2017 - the year of the initial coin offering

Philipp Pieper

Philipp Pieper

There’s been much hand-wringing by wealth advisers over skyrocketing initial coin offerings (ICOs) in 2017, and for good reason.

Through the end of November, ICOs raised more than $3.6bn (£2.7bn), according to CoinDesk, a crypto currency data tracker.

ICOs are essentially loosely regulated crowdfunding campaigns.

Companies issue digital tokens, which investors buy using crypto currencies, such as bitcoin or ether. The tokens can be used to purchase future products or services from the company, or be traded with other people.

According to the Financial Times, 587 ICOs launched in 2017, but only 54 per cent were successfully completed, with some disappearing altogether. The frenzy prompted China and South Korea to ban ICOs completely, while the US and UK have increased regulatory scrutiny of ICOs.

Yet, with bitcoin valued at £13,000 ($17,000) on 12 December, clients are increasingly voicing a desire for wealth advisers to manage crypto assets on their behalf. It’s a trend that’s unlikely to reverse soon.

While that may only deepen advisers’ furrowed brows, none of this means the amount of capital flooding into the sector is unwarranted.

In fact, there is a way to reconcile the events of 2017, which may ultimately be known as the year of the ICO, with established technology business and investment use cases.

Just as the dot coms proved that there can be tremendous value creation – as well as heart-stopping losses – when massively disruptive technologies become mainstream, that may very well be the case for 2017’s ICOs.

We are still very early in the game. While many people are now familiar with bitcoin and ethereum, far fewer could name even one of 2017’s top ICOs.

But many of those companies are now busy building the new platforms that the next generation of blockchain will run on.

Just as the HTTP protocol needed to be developed before web browsing and e-commerce could proliferate, next-generation blockchain companies are taking what was created before – tokenisation via bitcoin, and smart contracts via ethereum – to build completely new business models.
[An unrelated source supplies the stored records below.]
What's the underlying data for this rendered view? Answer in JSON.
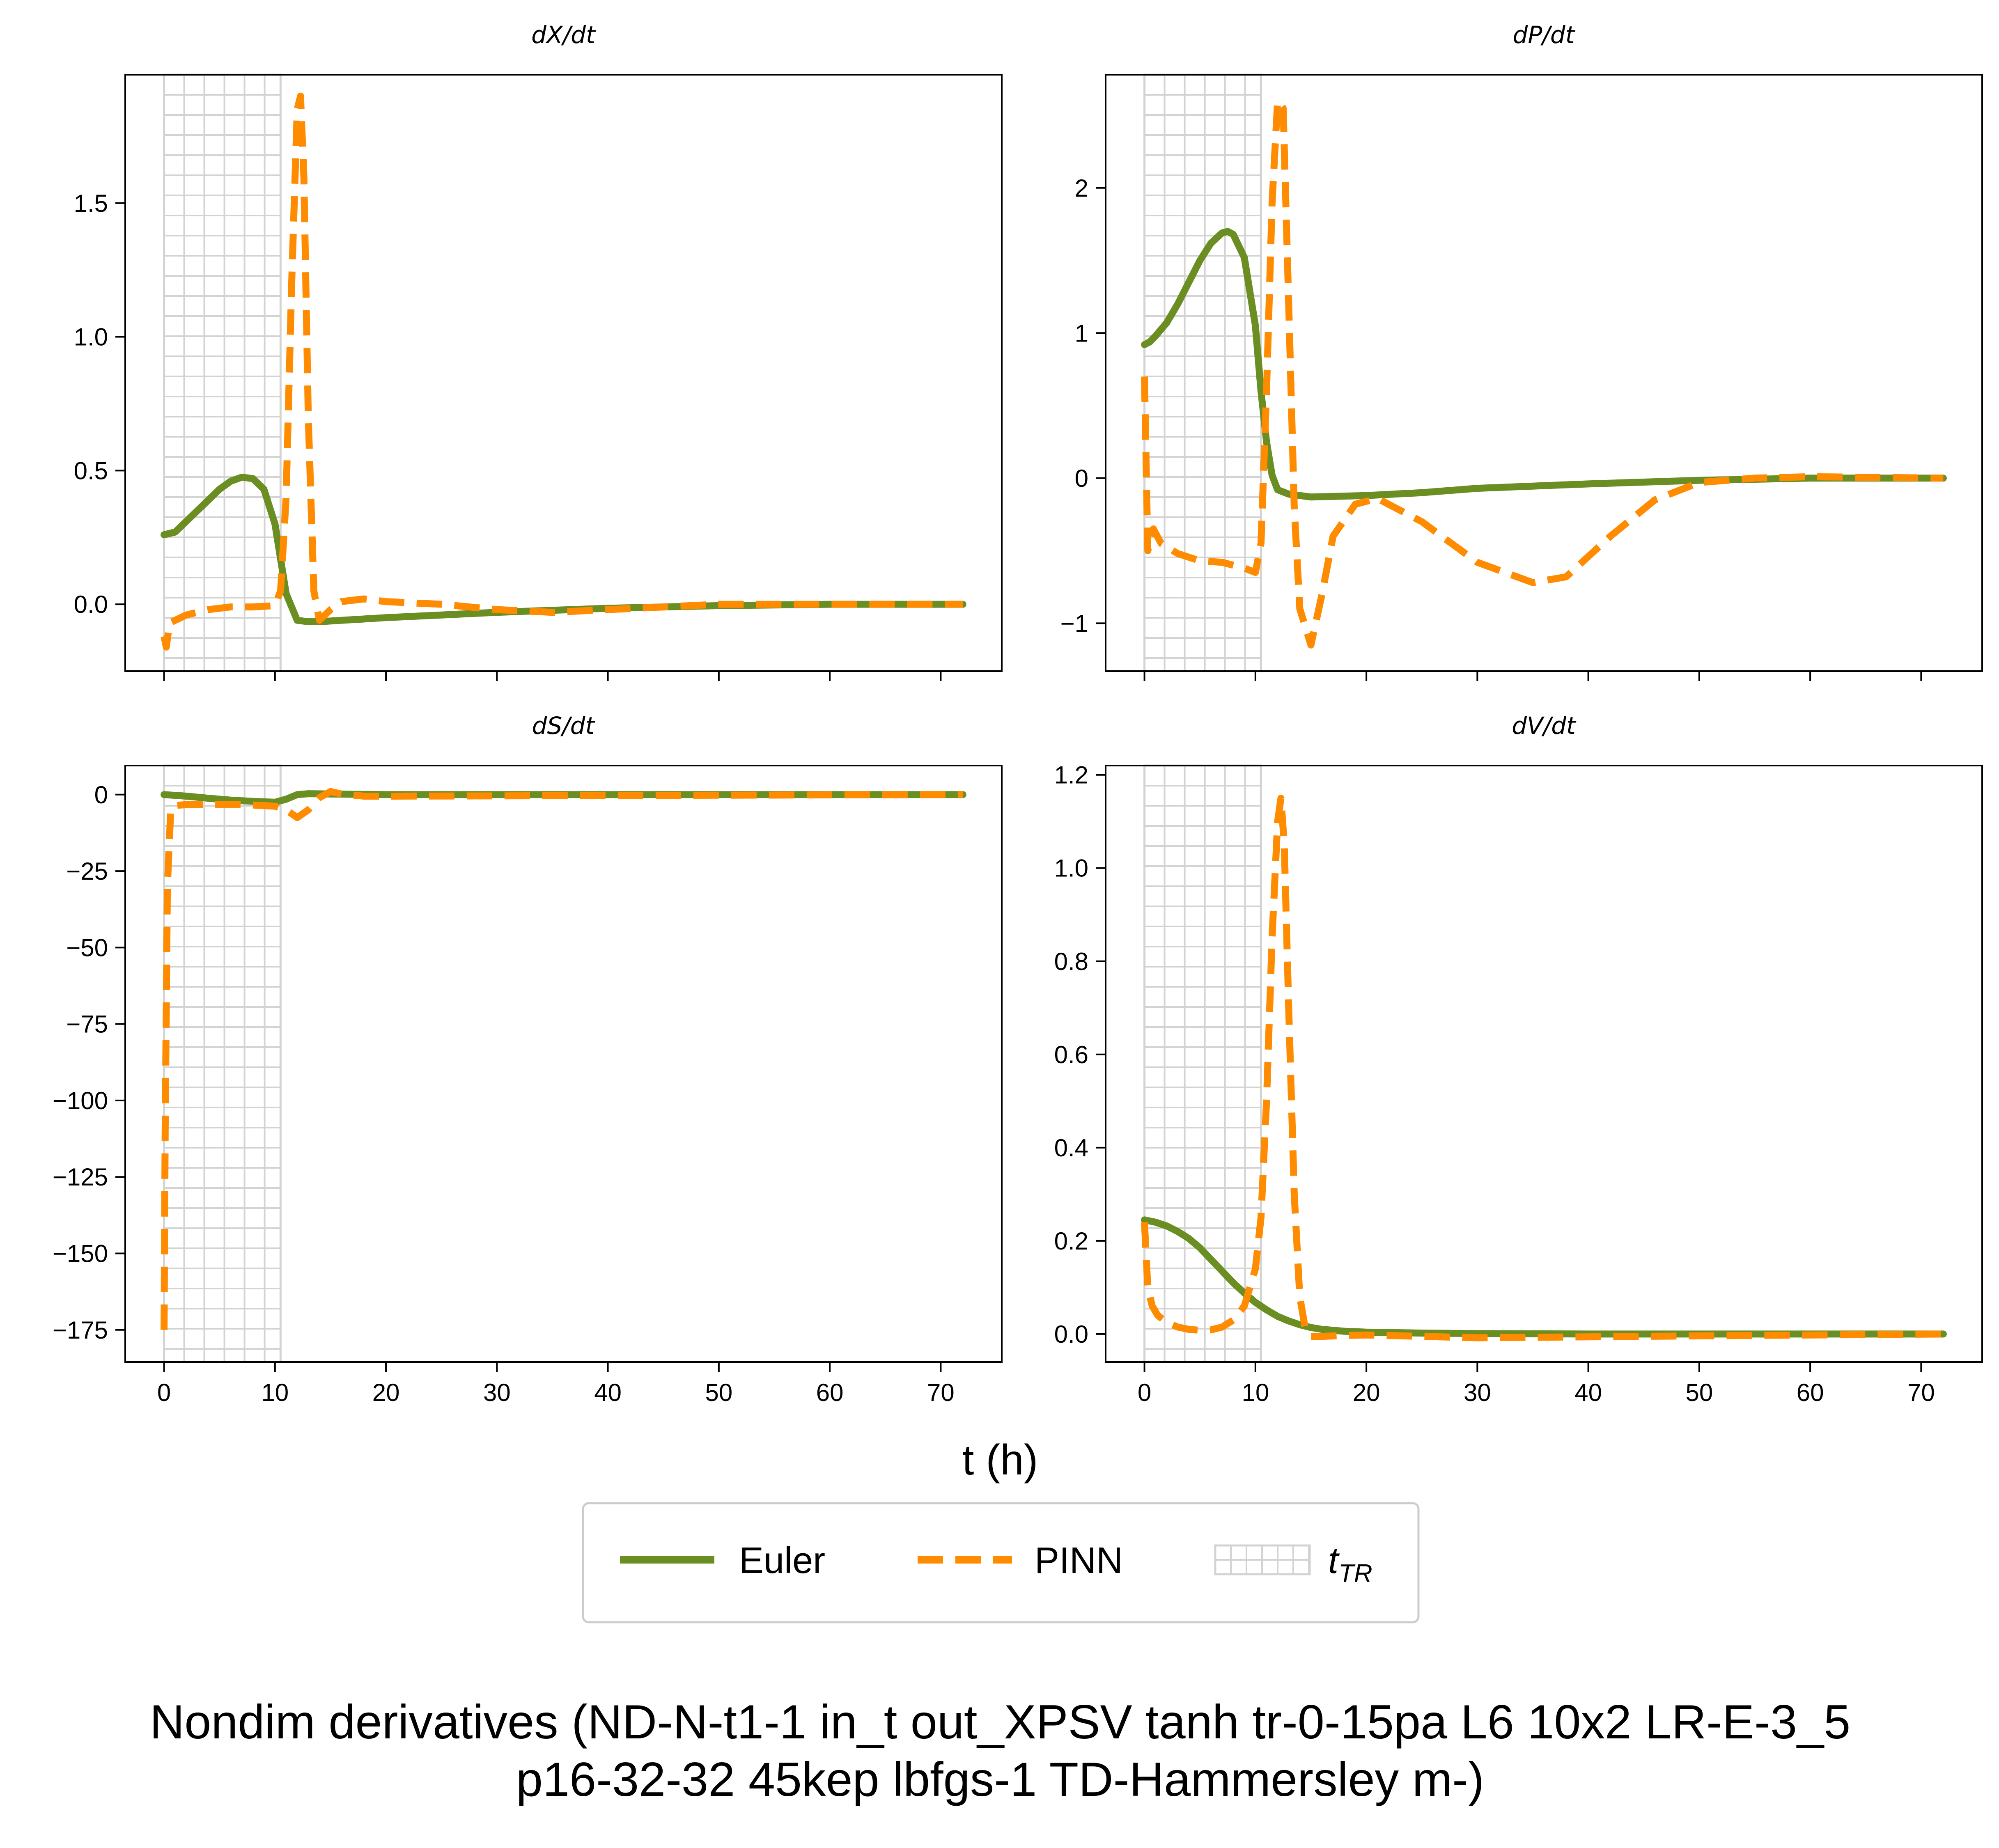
{
  "figure": {
    "title_line1": "Nondim derivatives (ND-N-t1-1 in_t out_XPSV tanh tr-0-15pa L6 10x2 LR-E-3_5",
    "title_line2": "p16-32-32 45kep lbfgs-1 TD-Hammersley m-)",
    "xlabel": "t (h)",
    "colors": {
      "euler": "#6b8e23",
      "pinn": "#ff8c00",
      "hatch": "#d3d3d3"
    }
  },
  "legend": {
    "items": [
      {
        "label": "Euler",
        "style": "solid",
        "color": "#6b8e23"
      },
      {
        "label": "PINN",
        "style": "dashed",
        "color": "#ff8c00"
      },
      {
        "label": "t",
        "subscript": "TR",
        "style": "hatch-box",
        "color": "#d3d3d3"
      }
    ],
    "placement": "bottom-center"
  },
  "chart_data": [
    {
      "type": "line",
      "title": "dX/dt",
      "xlabel": "t (h)",
      "xlim": [
        -3.5,
        75.5
      ],
      "ylim": [
        -0.25,
        1.98
      ],
      "xticks": [
        0,
        10,
        20,
        30,
        40,
        50,
        60,
        70
      ],
      "yticks": [
        0.0,
        0.5,
        1.0,
        1.5
      ],
      "ytick_labels": [
        "0.0",
        "0.5",
        "1.0",
        "1.5"
      ],
      "show_xtick_labels": false,
      "shaded_region": {
        "label": "t_TR",
        "x": [
          0,
          10.5
        ],
        "pattern": "grid"
      },
      "series": [
        {
          "name": "Euler",
          "style": "solid",
          "x": [
            0,
            1,
            2,
            3,
            4,
            5,
            6,
            7,
            8,
            9,
            10,
            11,
            12,
            13,
            14,
            16,
            20,
            25,
            30,
            40,
            50,
            60,
            72
          ],
          "y": [
            0.26,
            0.27,
            0.31,
            0.35,
            0.39,
            0.43,
            0.46,
            0.475,
            0.47,
            0.43,
            0.3,
            0.04,
            -0.06,
            -0.065,
            -0.065,
            -0.06,
            -0.05,
            -0.04,
            -0.03,
            -0.015,
            -0.005,
            0.0,
            0.0
          ]
        },
        {
          "name": "PINN",
          "style": "dashed",
          "x": [
            0,
            0.2,
            0.5,
            1,
            2,
            4,
            6,
            8,
            10,
            10.5,
            11,
            11.5,
            12,
            12.3,
            12.6,
            13,
            13.5,
            14,
            15,
            16,
            18,
            20,
            25,
            30,
            35,
            40,
            45,
            50,
            55,
            60,
            65,
            72
          ],
          "y": [
            -0.12,
            -0.16,
            -0.07,
            -0.06,
            -0.04,
            -0.02,
            -0.01,
            -0.01,
            -0.005,
            0.05,
            0.4,
            1.2,
            1.85,
            1.9,
            1.6,
            0.7,
            0.05,
            -0.06,
            -0.02,
            0.01,
            0.02,
            0.01,
            0.0,
            -0.02,
            -0.03,
            -0.02,
            -0.01,
            0.0,
            0.0,
            0.0,
            0.0,
            0.0
          ]
        }
      ]
    },
    {
      "type": "line",
      "title": "dP/dt",
      "xlabel": "t (h)",
      "xlim": [
        -3.5,
        75.5
      ],
      "ylim": [
        -1.33,
        2.78
      ],
      "xticks": [
        0,
        10,
        20,
        30,
        40,
        50,
        60,
        70
      ],
      "yticks": [
        -1,
        0,
        1,
        2
      ],
      "ytick_labels": [
        "−1",
        "0",
        "1",
        "2"
      ],
      "show_xtick_labels": false,
      "shaded_region": {
        "label": "t_TR",
        "x": [
          0,
          10.5
        ],
        "pattern": "grid"
      },
      "series": [
        {
          "name": "Euler",
          "style": "solid",
          "x": [
            0,
            0.5,
            1,
            2,
            3,
            4,
            5,
            6,
            7,
            7.5,
            8,
            9,
            10,
            10.5,
            11,
            11.5,
            12,
            13,
            15,
            20,
            25,
            30,
            40,
            50,
            60,
            72
          ],
          "y": [
            0.92,
            0.94,
            0.98,
            1.07,
            1.2,
            1.35,
            1.5,
            1.62,
            1.69,
            1.7,
            1.68,
            1.52,
            1.05,
            0.6,
            0.25,
            0.02,
            -0.08,
            -0.11,
            -0.13,
            -0.12,
            -0.1,
            -0.07,
            -0.04,
            -0.015,
            0.0,
            0.0
          ]
        },
        {
          "name": "PINN",
          "style": "dashed",
          "x": [
            0,
            0.3,
            0.8,
            1.5,
            3,
            5,
            7,
            9,
            10,
            10.5,
            11,
            11.5,
            12,
            12.5,
            13,
            13.5,
            14,
            15,
            16,
            17,
            19,
            21,
            25,
            30,
            35,
            38,
            42,
            46,
            50,
            55,
            60,
            72
          ],
          "y": [
            0.7,
            -0.5,
            -0.35,
            -0.45,
            -0.52,
            -0.57,
            -0.58,
            -0.62,
            -0.65,
            -0.45,
            0.6,
            1.9,
            2.6,
            2.55,
            1.2,
            -0.2,
            -0.9,
            -1.15,
            -0.8,
            -0.4,
            -0.18,
            -0.14,
            -0.3,
            -0.58,
            -0.72,
            -0.68,
            -0.4,
            -0.15,
            -0.03,
            0.0,
            0.01,
            0.0
          ]
        }
      ]
    },
    {
      "type": "line",
      "title": "dS/dt",
      "xlabel": "t (h)",
      "xlim": [
        -3.5,
        75.5
      ],
      "ylim": [
        -185.5,
        9.5
      ],
      "xticks": [
        0,
        10,
        20,
        30,
        40,
        50,
        60,
        70
      ],
      "yticks": [
        0,
        -25,
        -50,
        -75,
        -100,
        -125,
        -150,
        -175
      ],
      "ytick_labels": [
        "0",
        "−25",
        "−50",
        "−75",
        "−100",
        "−125",
        "−150",
        "−175"
      ],
      "xtick_labels": [
        "0",
        "10",
        "20",
        "30",
        "40",
        "50",
        "60",
        "70"
      ],
      "show_xtick_labels": true,
      "shaded_region": {
        "label": "t_TR",
        "x": [
          0,
          10.5
        ],
        "pattern": "grid"
      },
      "series": [
        {
          "name": "Euler",
          "style": "solid",
          "x": [
            0,
            2,
            4,
            6,
            8,
            10,
            11,
            12,
            13,
            15,
            20,
            30,
            40,
            50,
            60,
            72
          ],
          "y": [
            0,
            -0.5,
            -1.2,
            -1.8,
            -2.2,
            -2.5,
            -1.5,
            0.0,
            0.3,
            0.2,
            0.0,
            0.0,
            0.0,
            0.0,
            0.0,
            0.0
          ]
        },
        {
          "name": "PINN",
          "style": "dashed",
          "x": [
            0,
            0.1,
            0.3,
            0.6,
            1,
            2,
            4,
            6,
            8,
            10,
            11,
            12,
            13,
            14,
            15,
            16,
            18,
            20,
            30,
            40,
            50,
            60,
            72
          ],
          "y": [
            -175,
            -110,
            -30,
            -5,
            -3.5,
            -3.3,
            -3.2,
            -3.2,
            -3.4,
            -3.8,
            -5,
            -7.5,
            -5,
            -1,
            1,
            0.2,
            -0.5,
            -0.5,
            -0.4,
            -0.3,
            -0.2,
            -0.1,
            0.0
          ]
        }
      ]
    },
    {
      "type": "line",
      "title": "dV/dt",
      "xlabel": "t (h)",
      "xlim": [
        -3.5,
        75.5
      ],
      "ylim": [
        -0.06,
        1.22
      ],
      "xticks": [
        0,
        10,
        20,
        30,
        40,
        50,
        60,
        70
      ],
      "yticks": [
        0.0,
        0.2,
        0.4,
        0.6,
        0.8,
        1.0,
        1.2
      ],
      "ytick_labels": [
        "0.0",
        "0.2",
        "0.4",
        "0.6",
        "0.8",
        "1.0",
        "1.2"
      ],
      "xtick_labels": [
        "0",
        "10",
        "20",
        "30",
        "40",
        "50",
        "60",
        "70"
      ],
      "show_xtick_labels": true,
      "shaded_region": {
        "label": "t_TR",
        "x": [
          0,
          10.5
        ],
        "pattern": "grid"
      },
      "series": [
        {
          "name": "Euler",
          "style": "solid",
          "x": [
            0,
            1,
            2,
            3,
            4,
            5,
            6,
            7,
            8,
            9,
            10,
            11,
            12,
            13,
            14,
            15,
            16,
            18,
            20,
            25,
            30,
            40,
            50,
            60,
            72
          ],
          "y": [
            0.245,
            0.24,
            0.232,
            0.22,
            0.205,
            0.185,
            0.16,
            0.135,
            0.11,
            0.088,
            0.068,
            0.052,
            0.038,
            0.028,
            0.02,
            0.014,
            0.01,
            0.006,
            0.004,
            0.002,
            0.001,
            0.0,
            0.0,
            0.0,
            0.0
          ]
        },
        {
          "name": "PINN",
          "style": "dashed",
          "x": [
            0,
            0.3,
            0.7,
            1.2,
            2,
            3,
            4,
            5,
            6,
            7,
            8,
            9,
            10,
            10.5,
            11,
            11.5,
            12,
            12.3,
            12.6,
            13,
            13.5,
            14,
            14.5,
            15,
            16,
            18,
            20,
            25,
            30,
            40,
            50,
            60,
            72
          ],
          "y": [
            0.24,
            0.1,
            0.06,
            0.04,
            0.025,
            0.015,
            0.01,
            0.008,
            0.009,
            0.015,
            0.03,
            0.06,
            0.14,
            0.25,
            0.5,
            0.85,
            1.1,
            1.15,
            1.05,
            0.7,
            0.3,
            0.08,
            0.01,
            -0.005,
            -0.005,
            -0.003,
            -0.002,
            -0.005,
            -0.008,
            -0.006,
            -0.004,
            -0.002,
            0.0
          ]
        }
      ]
    }
  ]
}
Swarm Fund, which gives individual investors access to institutional investment classes, is just one example.

Instead of creating a token out of thin air, it takes something that already exists – such as a piece of property or a percentage of a real-world company – and 'tokenises' it so it can be traded, much like a traditional share of stock.

In doing so, it provides an avenue for wealth managers to satisfy their clients’ desire to include crypto assets in their portfolios, while putting money to work in the much more familiar world of institutional investment, albeit without high investment minimums, or restrictive investing time horizons.

There are hundreds of other companies doing similarly innovative things in other areas.

It’s the reason why, when all is said and done with 2017’s ICO class, that US$3.6bn (£2.7bn) may be nowhere near enough.